The stakes are higher than ever, and real-time social marketing for these events is increasingly playing as large a role as the accompanying multimillion dollar TV ad spots.
Real-time marketing lets brands take advantage of memorable moments. It is a fit for brands because relevance matters and timing is everything. No one listens to people who interrupt interesting conversations with self-serving snippets. The same works with social.
Marketers should plan to be spontaneous by doing homework. Study the players in the game or people nominated for an award. During big events, you need to have the right resources at your fingertips to respond to opportunities.
Brands such as Adidas successfully used real-time marketing during last summer’s FIFA World Cup to not only generate millions of mentions, but also double their revenue goals for game merchandise, proving that there is a strong ROI for real-time marketing done well.
Director, global public and analyst relations, Bazaarvoice
Leads PR at network that builds relationships with influencers
It’s an all-too-often occurrence these days: A major cultural event sends the marketing world atwitter over newsjacking. It has been championed as a new tactic that takes PR people from campaign mode to real-time mode.
However, putting aside the fact that newsjacking isn’t new – good PR pros have done this for decades on other channels – the more consequential concern is that the hype surrounding Twitter newsjacking often fails to point to any meaningful ROI. The omission isn’t by chance; it’s a reflection that the emperor is not wearing any clothes.
Perhaps the most often-cited example of newsjacking success is Oreo’s Dunk in the Dark post from the 2013 Super Bowl – an example revered as something akin to Michelangelo’s David for real-time social marketing. Wired noted the post received nearly 15,000 retweets and more than 20,000 likes on Facebook.
But let’s put it in perspective: In the hours following Super Bowl 2015, Gisele Bündchen’s Instagram post with Tom Brady garnered more than 315,000 likes. Maybe that is an unfair comparison, and it also shouldn’t go unmentioned that @Oreo now boasts more than 500,000 followers.
But to what end?
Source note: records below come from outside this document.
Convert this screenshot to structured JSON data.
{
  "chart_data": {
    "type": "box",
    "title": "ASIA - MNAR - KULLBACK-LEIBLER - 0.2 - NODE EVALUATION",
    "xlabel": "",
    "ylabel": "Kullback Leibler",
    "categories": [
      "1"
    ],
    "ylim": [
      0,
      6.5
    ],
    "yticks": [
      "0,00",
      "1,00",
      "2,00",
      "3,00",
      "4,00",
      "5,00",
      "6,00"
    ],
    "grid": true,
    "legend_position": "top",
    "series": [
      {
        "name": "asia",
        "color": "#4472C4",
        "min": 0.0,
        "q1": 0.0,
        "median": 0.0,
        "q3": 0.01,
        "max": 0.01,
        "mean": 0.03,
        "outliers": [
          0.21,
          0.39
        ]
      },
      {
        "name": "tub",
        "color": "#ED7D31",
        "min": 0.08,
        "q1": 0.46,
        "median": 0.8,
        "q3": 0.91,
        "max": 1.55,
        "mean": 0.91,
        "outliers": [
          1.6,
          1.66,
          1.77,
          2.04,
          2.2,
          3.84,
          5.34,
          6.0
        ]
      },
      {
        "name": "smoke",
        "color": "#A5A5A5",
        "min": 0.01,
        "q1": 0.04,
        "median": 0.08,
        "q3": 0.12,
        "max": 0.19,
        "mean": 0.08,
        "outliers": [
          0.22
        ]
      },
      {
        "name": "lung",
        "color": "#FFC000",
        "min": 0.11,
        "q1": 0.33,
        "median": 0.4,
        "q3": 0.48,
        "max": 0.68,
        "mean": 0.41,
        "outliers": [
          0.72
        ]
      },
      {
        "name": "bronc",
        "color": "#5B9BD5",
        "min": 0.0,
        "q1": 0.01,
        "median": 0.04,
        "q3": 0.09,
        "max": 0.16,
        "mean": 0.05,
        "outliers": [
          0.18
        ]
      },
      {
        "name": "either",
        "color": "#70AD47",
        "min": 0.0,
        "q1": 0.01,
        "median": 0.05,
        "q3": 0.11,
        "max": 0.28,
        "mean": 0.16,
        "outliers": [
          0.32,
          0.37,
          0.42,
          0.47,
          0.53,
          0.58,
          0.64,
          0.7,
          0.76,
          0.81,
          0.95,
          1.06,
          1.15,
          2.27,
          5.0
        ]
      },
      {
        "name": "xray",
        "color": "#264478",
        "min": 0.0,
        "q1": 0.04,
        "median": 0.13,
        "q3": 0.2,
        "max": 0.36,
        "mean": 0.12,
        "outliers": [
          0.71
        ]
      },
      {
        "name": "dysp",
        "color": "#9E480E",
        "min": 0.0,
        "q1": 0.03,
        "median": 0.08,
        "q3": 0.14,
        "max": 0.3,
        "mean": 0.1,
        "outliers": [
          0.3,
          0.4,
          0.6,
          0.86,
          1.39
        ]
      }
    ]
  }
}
I’m yet to find a social monitoring vendor that can correlate followers or retweets to a metric such as sales or loyalty. Nor has Mondelez International been able to answer that question, as Forbes and Fast Company found. Moreover, Dunk in the Dark created no lasting impact on engagement with the brand. Typical Oreo tweets now garner a few hundred favorites and retweets combined – engagement of less than one-tenth of 1% of all followers.
Oreo is just one of dozens of brands heralded for their newsjacking efforts, despite yielding little more than a few soft metrics that bear witness to questionable ROI. Is that worth a team of brand and agency staff waiting in a war room with the hope of exploiting a shining, unforeseeable moment?
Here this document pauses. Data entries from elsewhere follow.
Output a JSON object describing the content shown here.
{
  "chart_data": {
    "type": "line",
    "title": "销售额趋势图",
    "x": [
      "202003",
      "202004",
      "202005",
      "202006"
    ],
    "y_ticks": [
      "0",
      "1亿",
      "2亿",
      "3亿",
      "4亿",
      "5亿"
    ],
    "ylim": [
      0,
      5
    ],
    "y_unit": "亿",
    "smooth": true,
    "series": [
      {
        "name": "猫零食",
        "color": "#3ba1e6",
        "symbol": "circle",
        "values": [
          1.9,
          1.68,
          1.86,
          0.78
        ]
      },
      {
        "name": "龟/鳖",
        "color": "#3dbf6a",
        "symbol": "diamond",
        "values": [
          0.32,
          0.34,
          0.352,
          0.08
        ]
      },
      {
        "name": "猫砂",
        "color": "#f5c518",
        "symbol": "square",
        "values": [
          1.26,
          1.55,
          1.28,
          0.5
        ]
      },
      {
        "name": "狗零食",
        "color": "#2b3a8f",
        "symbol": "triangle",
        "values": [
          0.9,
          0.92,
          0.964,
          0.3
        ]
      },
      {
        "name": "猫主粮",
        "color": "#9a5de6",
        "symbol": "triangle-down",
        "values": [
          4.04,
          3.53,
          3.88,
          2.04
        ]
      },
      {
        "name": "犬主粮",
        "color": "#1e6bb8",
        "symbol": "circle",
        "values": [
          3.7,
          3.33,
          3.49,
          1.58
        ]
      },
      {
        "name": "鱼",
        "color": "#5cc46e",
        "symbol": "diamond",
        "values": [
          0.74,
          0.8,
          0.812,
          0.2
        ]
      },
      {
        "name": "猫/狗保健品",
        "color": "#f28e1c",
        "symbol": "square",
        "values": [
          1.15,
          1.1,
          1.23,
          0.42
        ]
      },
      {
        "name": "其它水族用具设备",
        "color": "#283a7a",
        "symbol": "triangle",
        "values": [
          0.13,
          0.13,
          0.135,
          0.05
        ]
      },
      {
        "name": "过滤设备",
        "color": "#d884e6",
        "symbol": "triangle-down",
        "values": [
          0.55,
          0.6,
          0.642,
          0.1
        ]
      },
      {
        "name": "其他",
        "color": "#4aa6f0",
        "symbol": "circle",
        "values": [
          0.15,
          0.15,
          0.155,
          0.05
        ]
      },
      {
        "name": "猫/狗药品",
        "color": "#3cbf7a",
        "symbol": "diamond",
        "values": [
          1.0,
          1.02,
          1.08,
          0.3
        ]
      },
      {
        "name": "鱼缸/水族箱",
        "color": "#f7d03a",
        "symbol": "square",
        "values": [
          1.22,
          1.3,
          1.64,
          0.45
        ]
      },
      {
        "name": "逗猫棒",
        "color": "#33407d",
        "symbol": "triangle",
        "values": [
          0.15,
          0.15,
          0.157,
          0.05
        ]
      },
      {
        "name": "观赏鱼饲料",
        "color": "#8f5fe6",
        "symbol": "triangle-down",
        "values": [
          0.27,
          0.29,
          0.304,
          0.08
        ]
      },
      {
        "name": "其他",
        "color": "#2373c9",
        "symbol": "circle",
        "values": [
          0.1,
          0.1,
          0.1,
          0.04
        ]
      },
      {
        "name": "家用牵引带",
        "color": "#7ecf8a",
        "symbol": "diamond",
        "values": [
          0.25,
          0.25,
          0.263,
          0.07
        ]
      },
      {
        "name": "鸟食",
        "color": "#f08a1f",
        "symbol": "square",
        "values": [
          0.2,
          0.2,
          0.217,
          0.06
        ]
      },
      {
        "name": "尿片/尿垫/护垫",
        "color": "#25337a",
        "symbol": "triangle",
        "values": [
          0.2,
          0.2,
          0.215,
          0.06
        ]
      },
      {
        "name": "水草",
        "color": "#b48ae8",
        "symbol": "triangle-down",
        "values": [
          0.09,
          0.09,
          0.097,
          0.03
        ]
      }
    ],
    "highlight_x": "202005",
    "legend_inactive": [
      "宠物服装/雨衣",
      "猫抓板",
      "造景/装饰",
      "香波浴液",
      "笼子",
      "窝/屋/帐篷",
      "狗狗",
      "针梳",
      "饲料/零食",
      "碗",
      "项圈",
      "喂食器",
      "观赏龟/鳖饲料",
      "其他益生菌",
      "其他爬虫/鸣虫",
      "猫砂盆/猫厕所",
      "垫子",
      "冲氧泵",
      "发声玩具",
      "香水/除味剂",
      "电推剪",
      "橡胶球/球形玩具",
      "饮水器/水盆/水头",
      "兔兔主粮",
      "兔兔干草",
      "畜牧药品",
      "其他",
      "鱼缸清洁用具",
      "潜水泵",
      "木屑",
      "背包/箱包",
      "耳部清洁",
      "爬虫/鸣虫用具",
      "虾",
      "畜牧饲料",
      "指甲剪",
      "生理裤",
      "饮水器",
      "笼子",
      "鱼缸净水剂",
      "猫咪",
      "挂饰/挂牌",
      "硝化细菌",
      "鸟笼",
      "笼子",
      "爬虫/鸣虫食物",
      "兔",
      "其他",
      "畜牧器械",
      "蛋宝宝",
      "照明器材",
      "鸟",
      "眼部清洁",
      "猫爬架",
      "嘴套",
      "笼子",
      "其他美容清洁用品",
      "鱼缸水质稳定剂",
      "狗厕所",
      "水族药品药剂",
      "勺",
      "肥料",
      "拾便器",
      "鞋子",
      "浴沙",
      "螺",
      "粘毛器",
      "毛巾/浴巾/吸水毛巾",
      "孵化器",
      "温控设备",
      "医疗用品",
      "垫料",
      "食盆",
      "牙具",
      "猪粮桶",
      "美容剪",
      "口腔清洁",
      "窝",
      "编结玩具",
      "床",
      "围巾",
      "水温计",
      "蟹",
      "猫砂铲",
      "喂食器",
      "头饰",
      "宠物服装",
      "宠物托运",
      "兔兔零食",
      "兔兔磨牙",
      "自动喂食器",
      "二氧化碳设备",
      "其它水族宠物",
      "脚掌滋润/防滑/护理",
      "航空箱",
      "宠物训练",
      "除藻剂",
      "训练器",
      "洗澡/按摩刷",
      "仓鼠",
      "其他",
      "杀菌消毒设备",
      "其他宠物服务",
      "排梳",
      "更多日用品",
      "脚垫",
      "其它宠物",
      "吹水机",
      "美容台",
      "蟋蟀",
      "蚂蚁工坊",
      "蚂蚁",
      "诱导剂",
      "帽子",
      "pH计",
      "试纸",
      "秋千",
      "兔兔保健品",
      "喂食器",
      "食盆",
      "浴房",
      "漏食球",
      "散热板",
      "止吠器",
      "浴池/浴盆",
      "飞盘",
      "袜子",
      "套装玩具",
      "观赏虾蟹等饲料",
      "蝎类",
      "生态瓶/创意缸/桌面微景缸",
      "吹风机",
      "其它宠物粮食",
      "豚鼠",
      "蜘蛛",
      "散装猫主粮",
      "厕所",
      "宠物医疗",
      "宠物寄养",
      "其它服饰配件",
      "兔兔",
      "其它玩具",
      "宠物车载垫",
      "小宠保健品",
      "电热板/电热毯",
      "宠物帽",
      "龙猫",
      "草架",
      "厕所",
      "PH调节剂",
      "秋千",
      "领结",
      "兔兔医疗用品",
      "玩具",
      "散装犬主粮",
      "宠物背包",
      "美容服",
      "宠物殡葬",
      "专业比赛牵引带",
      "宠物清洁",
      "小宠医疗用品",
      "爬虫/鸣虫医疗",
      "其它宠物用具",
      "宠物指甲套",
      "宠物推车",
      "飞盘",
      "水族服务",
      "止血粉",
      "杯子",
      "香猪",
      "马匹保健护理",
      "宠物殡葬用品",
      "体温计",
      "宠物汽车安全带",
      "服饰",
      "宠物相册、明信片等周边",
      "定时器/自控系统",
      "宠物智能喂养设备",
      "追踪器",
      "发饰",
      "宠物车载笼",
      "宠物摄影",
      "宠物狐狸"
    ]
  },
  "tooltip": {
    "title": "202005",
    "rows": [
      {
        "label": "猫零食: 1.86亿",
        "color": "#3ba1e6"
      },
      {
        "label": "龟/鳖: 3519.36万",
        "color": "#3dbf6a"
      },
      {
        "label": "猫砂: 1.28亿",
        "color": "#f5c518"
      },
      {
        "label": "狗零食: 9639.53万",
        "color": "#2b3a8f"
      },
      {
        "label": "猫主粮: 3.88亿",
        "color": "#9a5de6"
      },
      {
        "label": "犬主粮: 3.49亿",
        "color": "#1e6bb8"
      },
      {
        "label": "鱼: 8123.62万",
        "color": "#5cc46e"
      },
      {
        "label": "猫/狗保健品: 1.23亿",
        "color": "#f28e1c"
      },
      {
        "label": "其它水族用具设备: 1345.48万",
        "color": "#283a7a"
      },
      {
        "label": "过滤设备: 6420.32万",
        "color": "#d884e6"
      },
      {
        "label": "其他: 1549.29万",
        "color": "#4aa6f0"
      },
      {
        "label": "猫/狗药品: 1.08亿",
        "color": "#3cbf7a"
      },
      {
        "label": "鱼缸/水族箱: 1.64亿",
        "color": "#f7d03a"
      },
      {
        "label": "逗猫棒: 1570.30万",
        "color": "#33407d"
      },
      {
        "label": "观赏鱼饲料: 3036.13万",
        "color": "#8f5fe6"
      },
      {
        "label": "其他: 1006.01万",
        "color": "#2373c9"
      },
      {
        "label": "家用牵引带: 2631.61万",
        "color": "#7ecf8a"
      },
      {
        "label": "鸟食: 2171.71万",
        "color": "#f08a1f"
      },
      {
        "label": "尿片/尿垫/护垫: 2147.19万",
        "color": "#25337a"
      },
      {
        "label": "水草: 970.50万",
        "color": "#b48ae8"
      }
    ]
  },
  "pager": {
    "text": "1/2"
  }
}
Those resources would be better used if they were directed to curating consumer–generated content on brand properties where it can directly and measurably impact both engagement and conversion.
PRWeek’s View: As long as social media is around, brands will continue to spend money on digital driven real-time marketing. But expect companies to continue to get tougher on real results from their efforts.